A transcrição corresponde à síntese de seu desabafo, que, conforme ele (que, por motivos óbvios, optou pelo anonimato), representa o pensamento hoje dominante em sua categoria. Aborda aspectos importantes da crise brasileira, por ângulos nem sempre valorizados pelos políticos. Eis o seu relato, com a literalidade possível:
O Estado brasileiro é um circo salarial. Os problemas começam no topo e vão até a base. Nada justifica, dentro do Estado, que qualquer outro funcionário ganhe mais que o presidente da República. É ele a autoridade máxima - e essa superioridade também precisa se expressar no salário. No entanto, os ministros do Supremo Tribunal Federal, por exemplo, ganham bem mais que ele, sem falar nos marajás - municipais, federais e estaduais -, que resistem a tudo.
Um general de quatro estrelas, com 41 anos de atividade e diversos cursos de aperfeiçoamento e passagens por comandos importantes - é o meu caso - recebe salário bruto de R$ 4.800. É pouco mais do que o Senado paga a um jornalista em início de carreira (salário bruto de 3.736,68, segundo edital de concurso exibido pelo general). Não tenha dúvida de que esse é o nó da crise do Estado.
E há mais: a disparidade dos salários. A diferença entre o mais alto e o mais baixo salário não pode ultrapassar a dez vezes. A crise da Polícia Militar tem essa raiz. Um comandante da PM, patente de coronel, ganha em média R$ 8 mil - o dobro de um general de quatro estrelas, sem ter, nem de longe, o seu adestramento. Um soldado PM ganha entre salário mínimo e R$ 500. Quando isso acontece, a tropa perde o respeito pelo comando, quebra-se a cadeia hierárquica. Tem-se então o quadro presente, de caos e baderna.
É claro que o Exército teme o efeito multiplicador disso. Mas, entre nós, ao contrário do que aconteceu na PM, a tropa sabe que o comando compartilha de suas aflições. O menor salário está em torno de R$ 500. Está abaixo da margem de dez vezes. PT e CUT (não sei se é o PT que manda na CUT ou se é a CUT que manda no PT) apenas se serviram dessa situação, que favorece a ação dos agitadores. Estava claro que isso aconteceria, mas ninguém fez nada para prevenir.
O circo salarial está garantido pela Constituição, que não permite que se reduzam salários. Não vejo no presidente Fernando Henrique vocação autoritária para uma saída a Fujimori. Nós, das Forças Armadas, cremos que a democracia é, apesar de tudo, o que há de melhor, o que não significa que não produza turbulências.

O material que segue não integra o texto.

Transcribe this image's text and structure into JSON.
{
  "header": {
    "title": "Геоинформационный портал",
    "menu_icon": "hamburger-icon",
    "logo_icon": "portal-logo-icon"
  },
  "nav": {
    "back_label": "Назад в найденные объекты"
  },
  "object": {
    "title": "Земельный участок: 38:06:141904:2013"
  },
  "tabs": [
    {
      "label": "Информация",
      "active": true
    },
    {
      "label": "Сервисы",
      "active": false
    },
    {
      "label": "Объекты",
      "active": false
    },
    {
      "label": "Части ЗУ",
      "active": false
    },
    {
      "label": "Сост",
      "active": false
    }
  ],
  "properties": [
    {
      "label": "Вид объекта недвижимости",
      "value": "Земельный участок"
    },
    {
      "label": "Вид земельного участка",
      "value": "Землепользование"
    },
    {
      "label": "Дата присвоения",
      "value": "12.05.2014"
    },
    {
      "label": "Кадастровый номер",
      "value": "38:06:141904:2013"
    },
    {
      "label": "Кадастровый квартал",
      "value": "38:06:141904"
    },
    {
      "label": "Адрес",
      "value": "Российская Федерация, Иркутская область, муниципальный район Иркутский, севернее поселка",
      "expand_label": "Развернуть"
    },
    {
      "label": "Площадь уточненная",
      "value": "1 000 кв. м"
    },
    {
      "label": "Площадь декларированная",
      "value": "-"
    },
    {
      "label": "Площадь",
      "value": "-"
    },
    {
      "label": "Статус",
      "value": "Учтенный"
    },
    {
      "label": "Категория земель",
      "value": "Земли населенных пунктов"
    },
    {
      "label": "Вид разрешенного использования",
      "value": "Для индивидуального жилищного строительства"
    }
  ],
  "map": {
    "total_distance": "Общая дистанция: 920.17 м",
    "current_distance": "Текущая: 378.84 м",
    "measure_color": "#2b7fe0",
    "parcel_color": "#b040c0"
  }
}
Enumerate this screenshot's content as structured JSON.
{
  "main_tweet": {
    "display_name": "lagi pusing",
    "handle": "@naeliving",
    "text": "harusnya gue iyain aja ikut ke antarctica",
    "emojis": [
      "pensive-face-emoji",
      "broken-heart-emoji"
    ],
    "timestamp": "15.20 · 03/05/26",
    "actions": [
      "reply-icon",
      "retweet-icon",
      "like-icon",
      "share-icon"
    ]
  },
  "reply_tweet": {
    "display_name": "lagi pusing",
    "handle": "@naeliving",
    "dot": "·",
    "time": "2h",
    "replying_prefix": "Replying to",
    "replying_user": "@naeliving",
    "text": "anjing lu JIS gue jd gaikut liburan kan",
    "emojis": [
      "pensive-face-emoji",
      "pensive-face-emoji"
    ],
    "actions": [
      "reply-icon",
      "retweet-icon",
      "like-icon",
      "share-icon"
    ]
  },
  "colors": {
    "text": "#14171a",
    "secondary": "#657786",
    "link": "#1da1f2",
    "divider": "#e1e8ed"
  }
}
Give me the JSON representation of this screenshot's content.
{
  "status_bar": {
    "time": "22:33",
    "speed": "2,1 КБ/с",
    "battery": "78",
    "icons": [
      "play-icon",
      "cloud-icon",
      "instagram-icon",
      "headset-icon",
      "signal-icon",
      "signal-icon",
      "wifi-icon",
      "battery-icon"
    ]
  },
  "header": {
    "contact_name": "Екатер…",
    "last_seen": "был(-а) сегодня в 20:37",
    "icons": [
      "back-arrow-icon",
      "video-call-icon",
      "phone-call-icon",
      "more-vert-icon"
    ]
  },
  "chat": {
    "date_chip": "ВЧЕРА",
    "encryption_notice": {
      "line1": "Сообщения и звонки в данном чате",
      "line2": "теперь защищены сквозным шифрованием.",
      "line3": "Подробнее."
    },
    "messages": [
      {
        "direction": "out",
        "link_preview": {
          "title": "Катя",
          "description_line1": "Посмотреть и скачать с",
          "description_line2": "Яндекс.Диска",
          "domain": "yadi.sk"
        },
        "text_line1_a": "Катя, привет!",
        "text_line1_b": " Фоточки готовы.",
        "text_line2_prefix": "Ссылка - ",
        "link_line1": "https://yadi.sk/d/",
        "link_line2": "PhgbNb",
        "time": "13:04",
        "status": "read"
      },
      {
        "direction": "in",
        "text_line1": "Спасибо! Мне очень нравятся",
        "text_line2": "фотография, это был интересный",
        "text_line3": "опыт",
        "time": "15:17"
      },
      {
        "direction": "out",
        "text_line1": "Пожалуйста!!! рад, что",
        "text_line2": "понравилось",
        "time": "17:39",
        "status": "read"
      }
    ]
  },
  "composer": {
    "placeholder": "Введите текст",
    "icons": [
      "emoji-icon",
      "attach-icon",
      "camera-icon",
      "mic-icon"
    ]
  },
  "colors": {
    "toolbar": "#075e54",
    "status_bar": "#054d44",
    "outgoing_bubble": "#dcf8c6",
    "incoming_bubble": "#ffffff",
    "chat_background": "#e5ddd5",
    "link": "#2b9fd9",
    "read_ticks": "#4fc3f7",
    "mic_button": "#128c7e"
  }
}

A PM chegou ao fim. Nós, do Exército, sempre fomos contra polícia militar. São coisas diferentes. O Walter Pires (ex-ministro do Exército do governo Figueiredo, já falecido) agravou o problema. Quando o Brizola foi eleito, em 1982, decidiu tirar o Exército de suas funções civis, entre elas os comandos das PMs e da Polícia Federal. O resultado aí está. Toda a política de segurança precisa ser repensada, mas com salários de miséria não dá nem para começar.